Most readers of this blog will by now have seen far more of the cellphone videos of the killing of car and driver on Memorial Day, during the crescendo of Urban Beach Week, than i because I don't have a television feed. But I've seen and read enough to know that we are lucky no riot followed the pollce mayhem at 14th Street and Collins Avenue in the wee hours of Memorial Day 2011. Indeed, that they did not says more about the general good spiritedness of the Urban Beach Week crowd than any news report I've seen or heard.

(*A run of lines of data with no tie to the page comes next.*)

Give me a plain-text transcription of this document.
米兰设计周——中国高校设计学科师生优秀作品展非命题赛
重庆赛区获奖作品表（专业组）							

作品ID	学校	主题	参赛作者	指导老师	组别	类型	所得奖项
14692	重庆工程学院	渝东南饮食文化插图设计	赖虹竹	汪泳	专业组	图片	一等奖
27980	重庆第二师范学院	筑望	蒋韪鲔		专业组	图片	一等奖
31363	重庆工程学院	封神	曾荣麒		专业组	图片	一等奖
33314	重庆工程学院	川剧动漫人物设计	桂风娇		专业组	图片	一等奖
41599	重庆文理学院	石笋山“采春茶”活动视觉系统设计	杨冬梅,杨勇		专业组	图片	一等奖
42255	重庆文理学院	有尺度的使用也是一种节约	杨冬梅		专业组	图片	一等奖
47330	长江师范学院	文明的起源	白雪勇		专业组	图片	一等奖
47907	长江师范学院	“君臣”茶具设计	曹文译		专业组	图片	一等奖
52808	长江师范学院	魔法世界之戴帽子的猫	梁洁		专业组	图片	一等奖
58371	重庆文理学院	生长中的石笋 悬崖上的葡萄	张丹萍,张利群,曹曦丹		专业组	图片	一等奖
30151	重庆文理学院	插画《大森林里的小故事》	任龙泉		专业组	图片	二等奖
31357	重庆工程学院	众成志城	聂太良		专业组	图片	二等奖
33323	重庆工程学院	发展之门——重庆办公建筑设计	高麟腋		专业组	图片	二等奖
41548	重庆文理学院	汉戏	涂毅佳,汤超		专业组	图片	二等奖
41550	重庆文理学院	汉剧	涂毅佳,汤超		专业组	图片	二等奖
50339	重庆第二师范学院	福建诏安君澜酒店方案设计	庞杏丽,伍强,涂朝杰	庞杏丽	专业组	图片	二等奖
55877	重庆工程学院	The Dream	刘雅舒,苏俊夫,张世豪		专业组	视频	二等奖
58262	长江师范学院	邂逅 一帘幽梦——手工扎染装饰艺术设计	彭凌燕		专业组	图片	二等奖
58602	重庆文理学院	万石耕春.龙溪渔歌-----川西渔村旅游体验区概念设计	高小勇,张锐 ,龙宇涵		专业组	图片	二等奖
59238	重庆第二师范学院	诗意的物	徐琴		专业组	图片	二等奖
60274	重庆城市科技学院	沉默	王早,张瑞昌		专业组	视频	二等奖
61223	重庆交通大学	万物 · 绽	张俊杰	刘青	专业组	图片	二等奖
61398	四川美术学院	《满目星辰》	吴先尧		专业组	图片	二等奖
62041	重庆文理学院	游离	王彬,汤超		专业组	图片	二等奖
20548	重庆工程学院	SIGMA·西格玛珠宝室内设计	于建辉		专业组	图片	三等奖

They certainly were better behaved than the police, who tried mightily in the aftermath of their shooting to death of a car and driver to provoke a full blown riot. The police tried to seize any camera or camera phone that might have recorded their perfidy. They maced and physically assault people, and let us not forget, they shot four innocent bystanders. The police deny these charges, David Smiley reported in the Miami Herald, although it is a bit hard to refute video tape showing an officer pointing his gun in the witness' face—this witness being the one who taped the police overkill. Smiley's story ends with a cryptic statement that police found a gun in the car they shot up two—that's right, 2—days after the event. Elsewhere, the gun was identified, I am told, as a 9mm Baretta 92f, a rather large semi-automatic pistol said to be possibly the most abundant 9mm in the world. It is hard to fathom how that crucial piece of evidence could have gone unseen for two days, especially since police insist that the driver of the car had fired at them.

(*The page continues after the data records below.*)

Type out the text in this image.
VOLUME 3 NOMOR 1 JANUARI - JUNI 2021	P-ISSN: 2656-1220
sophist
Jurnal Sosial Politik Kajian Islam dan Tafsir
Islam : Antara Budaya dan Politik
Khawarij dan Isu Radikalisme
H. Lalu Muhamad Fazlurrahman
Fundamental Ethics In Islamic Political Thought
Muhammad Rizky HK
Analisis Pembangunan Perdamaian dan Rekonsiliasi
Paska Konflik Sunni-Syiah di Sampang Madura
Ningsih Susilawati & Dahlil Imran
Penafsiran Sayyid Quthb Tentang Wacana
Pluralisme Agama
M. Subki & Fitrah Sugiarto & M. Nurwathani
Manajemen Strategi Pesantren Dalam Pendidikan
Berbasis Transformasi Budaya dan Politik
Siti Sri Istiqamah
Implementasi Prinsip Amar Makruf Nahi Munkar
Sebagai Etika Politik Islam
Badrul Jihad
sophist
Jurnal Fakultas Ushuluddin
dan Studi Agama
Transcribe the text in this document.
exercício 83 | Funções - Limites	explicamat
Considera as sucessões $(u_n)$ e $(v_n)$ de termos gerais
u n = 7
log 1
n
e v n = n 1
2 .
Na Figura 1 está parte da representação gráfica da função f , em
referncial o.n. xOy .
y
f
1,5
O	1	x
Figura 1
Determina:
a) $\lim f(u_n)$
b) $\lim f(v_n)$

When I heard a report that the police shooters included officers from Hialeah, the heavily Hispanic, largely Cuban, city built on the mainland on the heart of the historic Everglades, I flinched. People on the Beach who have been pushing for an end to Urban Beach Week routinely claim that their objections have nothing to do with race, but in fact race cannot be ignored. The self-interested tolerance that represents one of Miami's finer qualities eventually comes face to face with racism and loses. Thus, Haitians who make their way to the coast are locked up until they can be shipped back to their impoverished homeland, while Cubans are immediately and legally welcomed. For 51 weeks a year, DWB (driving while black) is problematic in South Florida resort communities, including Miami Beach. The singling out of people of color for special scrutiny is behavior born of racial intolerance that doesn't change for one week a year.

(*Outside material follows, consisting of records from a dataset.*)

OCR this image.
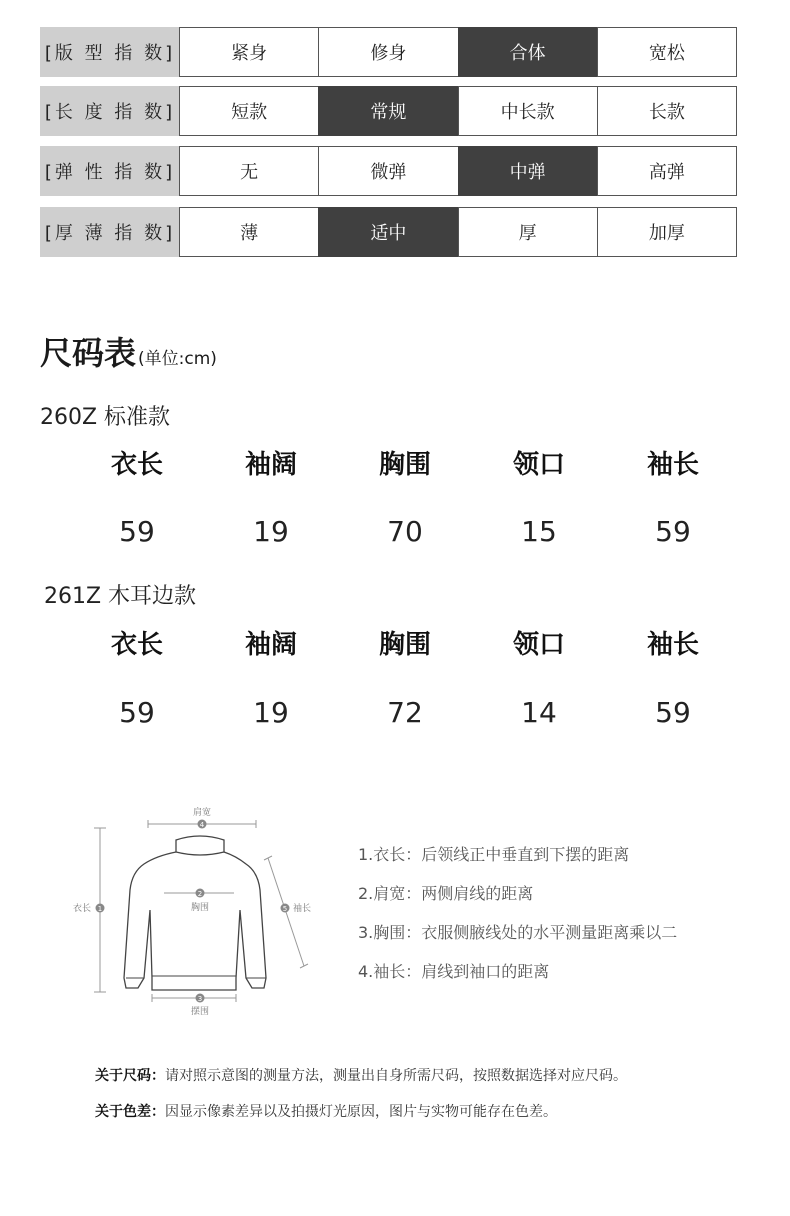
[版 型 指 数]	紧身	修身	合体	宽松
[长 度 指 数]	短款	常规	中长款	长款
[弹 性 指 数]	无	微弹	中弹	高弹
[厚 薄 指 数]	薄	适中	厚	加厚
尺码表 (单位:cm)
260Z 标准款
衣长	袖阔	胸围	领口	袖长
59	19	70	15	59
261Z 木耳边款
衣长	袖阔	胸围	领口	袖长
59	19	72	14	59
肩宽
4
衣长 1
2
胸围
3
摆围
5 袖长
1.衣长：后领线正中垂直到下摆的距离
2.肩宽：两侧肩线的距离
3.胸围：衣服侧腋线处的水平测量距离乘以二
4.袖长：肩线到袖口的距离
关于尺码：请对照示意图的测量方法，测量出自身所需尺码，按照数据选择对应尺码。
关于色差：因显示像素差异以及拍摄灯光原因，图片与实物可能存在色差。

What can be done to clean up this mess? Miami Beach officials need to recognize that a significant number of police officers, perhaps including the chief, have committed a heinous act that might also leave them open to criminal charges. For that reason they cannot be expected to investigate themselves, and so the city needs to request an independent investigation by the U.S. Justice Department or sponsor its own fully independent investigation. If it has not done so already, the city needs to collect the badges and guns of all officers involved until those investigations are complete. It needs, as well, to rethink and redesign the training of its officers. Finally, it needs to talk to the organizers of the Urban Beach Week in an effort to make it safer for everyone.
Those might seem like simple recommendations, but simple changes are often the hardest to make.